La dépression est encore un sujet tabou dans notre société. Pourtant, cette maladie mentale touche une bonne partie de la population. En effet, 12% de la population québécoise connaîtra un épisode dépressif au cours de sa vie. Les dépressions affectent plus souvent les femmes et elles peuvent survenir à tout âge, généralement à partir de 15 ans. De plus, il est à noter que chaque épisode risque d’augmenter les risques de récidives. Ce n’est donc pas un problème anodin et il se doit d’être pris au sérieux.

LES CAUSES

Certaines causes de cette maladie sont non-contrôlables. Celles-ci regroupent les facteurs héréditaires, des évènements stressants (divorce, décès, etc.) et des effets concomitants à certaines maladies (cancer, SIDA, AVC, etc.). Cependant, dans d’autres cas, les dépressions peuvent provenir directement de nos habitudes de vie. Tout d’abord, les gens sédentaires ont une plus grande tendance à devenir dépressifs. Par la suite, selon de nombreuses études, les individus fumeurs sont plus à risque d’être dépressif. Mais est-ce la dépression qui porte les gens à fumer ou le fait de fumer qui mène à la dépression? C’est l’œuf ou la poule? On ne sait pas encore, mais chose certaine, la cessation tabagique serait associée à une diminution des symptômes dépressifs.

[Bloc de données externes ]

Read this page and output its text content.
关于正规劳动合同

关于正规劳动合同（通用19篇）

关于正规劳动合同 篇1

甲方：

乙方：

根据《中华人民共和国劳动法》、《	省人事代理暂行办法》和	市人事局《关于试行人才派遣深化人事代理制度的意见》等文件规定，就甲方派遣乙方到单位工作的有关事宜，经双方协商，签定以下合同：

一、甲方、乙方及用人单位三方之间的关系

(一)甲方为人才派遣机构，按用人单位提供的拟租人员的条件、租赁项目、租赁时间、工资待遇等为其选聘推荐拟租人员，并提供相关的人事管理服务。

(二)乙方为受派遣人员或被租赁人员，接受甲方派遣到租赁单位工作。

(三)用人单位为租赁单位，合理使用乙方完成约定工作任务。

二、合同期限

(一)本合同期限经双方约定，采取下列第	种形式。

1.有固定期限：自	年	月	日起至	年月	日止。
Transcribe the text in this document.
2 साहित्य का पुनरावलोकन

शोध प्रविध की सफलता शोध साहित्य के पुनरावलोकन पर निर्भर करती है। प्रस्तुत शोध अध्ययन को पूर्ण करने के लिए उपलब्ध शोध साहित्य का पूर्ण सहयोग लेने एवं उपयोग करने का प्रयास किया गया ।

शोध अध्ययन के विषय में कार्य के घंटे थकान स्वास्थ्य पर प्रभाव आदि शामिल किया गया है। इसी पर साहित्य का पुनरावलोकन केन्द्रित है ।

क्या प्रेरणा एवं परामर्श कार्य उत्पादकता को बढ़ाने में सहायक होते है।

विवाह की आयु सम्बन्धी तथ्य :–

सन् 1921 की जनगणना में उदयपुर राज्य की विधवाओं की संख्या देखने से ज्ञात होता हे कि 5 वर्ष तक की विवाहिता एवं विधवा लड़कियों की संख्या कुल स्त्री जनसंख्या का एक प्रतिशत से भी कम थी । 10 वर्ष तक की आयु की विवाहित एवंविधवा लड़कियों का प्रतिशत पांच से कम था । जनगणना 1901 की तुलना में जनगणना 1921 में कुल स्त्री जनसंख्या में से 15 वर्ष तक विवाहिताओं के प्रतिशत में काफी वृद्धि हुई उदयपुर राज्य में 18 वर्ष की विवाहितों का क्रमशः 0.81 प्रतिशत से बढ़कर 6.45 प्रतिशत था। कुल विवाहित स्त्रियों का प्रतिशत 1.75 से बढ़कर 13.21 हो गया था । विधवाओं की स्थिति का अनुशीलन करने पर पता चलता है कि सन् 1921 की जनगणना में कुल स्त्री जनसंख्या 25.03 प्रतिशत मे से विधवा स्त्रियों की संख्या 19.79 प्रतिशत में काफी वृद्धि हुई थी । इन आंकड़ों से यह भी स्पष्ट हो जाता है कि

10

L’ACTIVITÉ PHYSIQUE DANS TOUT ÇA?

En plus d’avoir une bonne relation avec une meilleure santé mentale, l’activité physique a un effet bénéfique sur l’arrêt tabagique. D’une pierre, deux coups! Mais comment cela fonctionne? Pour le moment, ce ne sont que des hypothèses et il n’est pas possible de connaître LA solution. Ce serait plutôt une combinaison.

Tout d’abord, il y a les hypothèses psychologiques : l’activité physique apporte une distraction, un sentiment d’accomplissement et un support social. L’entraînement amène de plus des sentiments positifs et augmente l’estime en soi, réduisant du coup le stress et les symptômes dépressifs. Par la suite, il y a l’hypothèse hormonale. Les gens actifs auraient un niveau d’endorphine supérieur aux gens sédentaires. Cette hormone est un neurotransmetteur qui crée un effet analgésique et relaxant. Elle apporte le sentiment de bien-être suite à des activités physiques intenses ou même après des relations sexuelles.

Ensuite, d’autres hypothèses suggèrent des effets sur le sommeil. En effet, des troubles du sommeil peuvent induire des troubles psychologiques et aggraver les symptômes de dépression. Heureusement, l’activité physique permet un sommeil plus récupérateur, ainsi qu’un temps de latence plus court (temps pour s’endormir). Lorsqu’on s’entraîne, il y a augmentation de la transmission de la sérotonine, un neurotransmetteur qui régule le cycle circadien. De plus, l’entraînement augmente la température interne, juste assez pour avoir des bienfaits sur le sommeil.

Tous ces facteurs pris en considération ensemble peuvent avoir des effets positifs. Existe-t-il une prescription d’entraînement en particulier? Selon certaines études, respecter les recommandations de 150 minutes d’activité physique par semaine permettrait de prévenir la dépression. Il s’agit des mêmes normes pour être considéré comme une personne active et par le fait même non sédentaire. Cependant, il faut que la durée des efforts soit d’au moins 10 minutes consécutives pour avoir les bénéfices visés. L’entraînement peut être autant cardiovasculaire que musculaire, l’important c’est de bouger, même 10 minutes de marche peuvent être bénéfiques!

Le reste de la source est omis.